The waiter arrived with their food, and the mood lightened once she’d had a bite of her vegetable tempura.
“As soon as I finished my last job there,” Charlotte said. “I moved here.”
He swallowed, smiled, and said, “Like you were starting over.”
“Yeah, kind of. I just needed to get out of there, and Getaway Bay sounded like a great place to get away.”
“I came for a fresh start too,” he said, his dark eyes sparking with that desire she’d seen every time he kissed her.
She lifted her glass of soda. “To fresh starts.” He clinked his against hers, and took another bite of his sushi. Charlotte smiled too, but something writhed way down deep inside her.
Questions spiraled around her head, the biggest, loudest one was Is this a fling?
Because if it wasn’t, she needed a label for their relationship.
September faded into October, and Charlotte expected the island to calm down a little. If anything, there were more tourists than ever. She took on four new clients for the custom wedding packages, a fact that had Hope beaming from the doorway of her office.

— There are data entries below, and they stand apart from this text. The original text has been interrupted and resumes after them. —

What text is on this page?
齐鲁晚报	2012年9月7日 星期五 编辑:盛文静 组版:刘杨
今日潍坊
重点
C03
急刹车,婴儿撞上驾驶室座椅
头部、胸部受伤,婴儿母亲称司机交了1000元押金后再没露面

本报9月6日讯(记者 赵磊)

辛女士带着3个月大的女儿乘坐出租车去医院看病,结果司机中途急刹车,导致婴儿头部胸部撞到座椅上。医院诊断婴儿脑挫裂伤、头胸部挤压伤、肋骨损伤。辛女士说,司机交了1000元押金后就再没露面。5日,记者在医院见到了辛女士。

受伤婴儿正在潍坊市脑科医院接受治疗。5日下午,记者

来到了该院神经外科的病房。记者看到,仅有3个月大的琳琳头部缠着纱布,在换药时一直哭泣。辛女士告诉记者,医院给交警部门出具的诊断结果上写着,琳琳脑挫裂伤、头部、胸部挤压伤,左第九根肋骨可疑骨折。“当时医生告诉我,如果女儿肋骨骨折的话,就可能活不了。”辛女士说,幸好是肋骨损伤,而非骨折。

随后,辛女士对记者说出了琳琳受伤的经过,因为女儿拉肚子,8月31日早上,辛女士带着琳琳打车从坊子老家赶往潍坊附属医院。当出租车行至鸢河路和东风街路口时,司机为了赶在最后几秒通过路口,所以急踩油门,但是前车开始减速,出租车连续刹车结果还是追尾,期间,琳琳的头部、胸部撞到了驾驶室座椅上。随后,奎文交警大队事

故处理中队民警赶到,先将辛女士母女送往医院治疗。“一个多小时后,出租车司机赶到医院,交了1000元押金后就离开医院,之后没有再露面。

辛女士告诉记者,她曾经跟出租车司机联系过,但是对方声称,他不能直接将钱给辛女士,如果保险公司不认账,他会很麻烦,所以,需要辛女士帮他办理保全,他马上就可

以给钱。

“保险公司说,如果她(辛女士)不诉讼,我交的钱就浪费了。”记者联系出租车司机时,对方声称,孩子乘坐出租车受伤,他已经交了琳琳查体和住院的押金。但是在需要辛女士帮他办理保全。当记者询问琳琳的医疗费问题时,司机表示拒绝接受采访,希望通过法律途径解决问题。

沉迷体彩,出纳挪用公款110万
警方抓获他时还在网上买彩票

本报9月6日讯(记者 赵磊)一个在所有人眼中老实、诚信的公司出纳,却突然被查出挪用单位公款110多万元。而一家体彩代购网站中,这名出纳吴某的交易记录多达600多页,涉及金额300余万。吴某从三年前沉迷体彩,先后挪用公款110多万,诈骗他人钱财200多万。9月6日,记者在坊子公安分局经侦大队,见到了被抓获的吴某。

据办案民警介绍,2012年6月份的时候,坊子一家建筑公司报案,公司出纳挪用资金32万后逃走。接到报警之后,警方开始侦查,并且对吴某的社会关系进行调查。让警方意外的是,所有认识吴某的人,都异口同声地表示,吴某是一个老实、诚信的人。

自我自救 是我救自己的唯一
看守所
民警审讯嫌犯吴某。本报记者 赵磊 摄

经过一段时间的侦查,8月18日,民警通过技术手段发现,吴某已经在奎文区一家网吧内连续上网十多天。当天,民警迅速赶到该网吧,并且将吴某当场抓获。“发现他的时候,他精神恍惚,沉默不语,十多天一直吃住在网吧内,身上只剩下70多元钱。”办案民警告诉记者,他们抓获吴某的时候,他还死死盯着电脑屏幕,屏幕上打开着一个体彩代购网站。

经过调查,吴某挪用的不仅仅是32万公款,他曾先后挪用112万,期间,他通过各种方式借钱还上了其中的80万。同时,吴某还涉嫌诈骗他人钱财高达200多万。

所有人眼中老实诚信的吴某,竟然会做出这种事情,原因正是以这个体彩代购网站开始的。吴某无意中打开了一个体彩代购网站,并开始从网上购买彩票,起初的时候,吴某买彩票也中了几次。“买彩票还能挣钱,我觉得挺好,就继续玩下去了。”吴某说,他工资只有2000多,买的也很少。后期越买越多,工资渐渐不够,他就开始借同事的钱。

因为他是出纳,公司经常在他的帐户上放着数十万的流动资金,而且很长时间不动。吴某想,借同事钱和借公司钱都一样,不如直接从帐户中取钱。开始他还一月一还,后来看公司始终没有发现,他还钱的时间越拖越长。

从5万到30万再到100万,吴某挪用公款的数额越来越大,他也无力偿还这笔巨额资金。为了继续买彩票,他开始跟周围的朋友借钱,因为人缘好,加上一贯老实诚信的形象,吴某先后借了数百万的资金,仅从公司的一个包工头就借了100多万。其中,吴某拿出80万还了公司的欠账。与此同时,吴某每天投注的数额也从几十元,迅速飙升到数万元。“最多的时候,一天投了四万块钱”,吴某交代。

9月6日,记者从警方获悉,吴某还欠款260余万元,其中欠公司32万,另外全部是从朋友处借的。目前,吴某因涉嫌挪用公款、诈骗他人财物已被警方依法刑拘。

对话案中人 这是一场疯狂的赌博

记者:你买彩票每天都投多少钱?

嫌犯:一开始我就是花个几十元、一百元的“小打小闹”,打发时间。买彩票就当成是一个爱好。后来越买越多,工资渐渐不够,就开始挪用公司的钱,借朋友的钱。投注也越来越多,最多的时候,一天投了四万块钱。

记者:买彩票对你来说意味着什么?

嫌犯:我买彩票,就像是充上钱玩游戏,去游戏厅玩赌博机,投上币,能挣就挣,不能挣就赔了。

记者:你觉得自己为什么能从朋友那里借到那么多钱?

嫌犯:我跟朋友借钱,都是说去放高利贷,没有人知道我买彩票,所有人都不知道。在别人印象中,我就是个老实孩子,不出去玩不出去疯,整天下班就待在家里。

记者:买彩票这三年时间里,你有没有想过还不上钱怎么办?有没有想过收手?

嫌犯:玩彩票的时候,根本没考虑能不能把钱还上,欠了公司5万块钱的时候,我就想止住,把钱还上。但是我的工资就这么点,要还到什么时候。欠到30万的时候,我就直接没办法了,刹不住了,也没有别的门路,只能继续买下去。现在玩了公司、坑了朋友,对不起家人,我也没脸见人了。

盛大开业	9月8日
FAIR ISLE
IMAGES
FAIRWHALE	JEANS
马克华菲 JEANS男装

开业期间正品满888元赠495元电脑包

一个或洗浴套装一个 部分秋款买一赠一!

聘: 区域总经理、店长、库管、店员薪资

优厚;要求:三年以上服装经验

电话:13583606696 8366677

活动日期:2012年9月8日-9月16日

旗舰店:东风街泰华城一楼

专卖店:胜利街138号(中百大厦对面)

“How are things coming with the Grays?” she asked.
Charlotte pulled a green folder toward her. “Since the initial consultation, I’ve been working with the dress designer. She has three sketches for Claudia to look at. She’s coming the day after tomorrow.” She flipped a page. “Once we have the dress, we’ll be able to move on to the cake, dinner, and flowers. Claudia wanted it all to flow around the design of the dress.”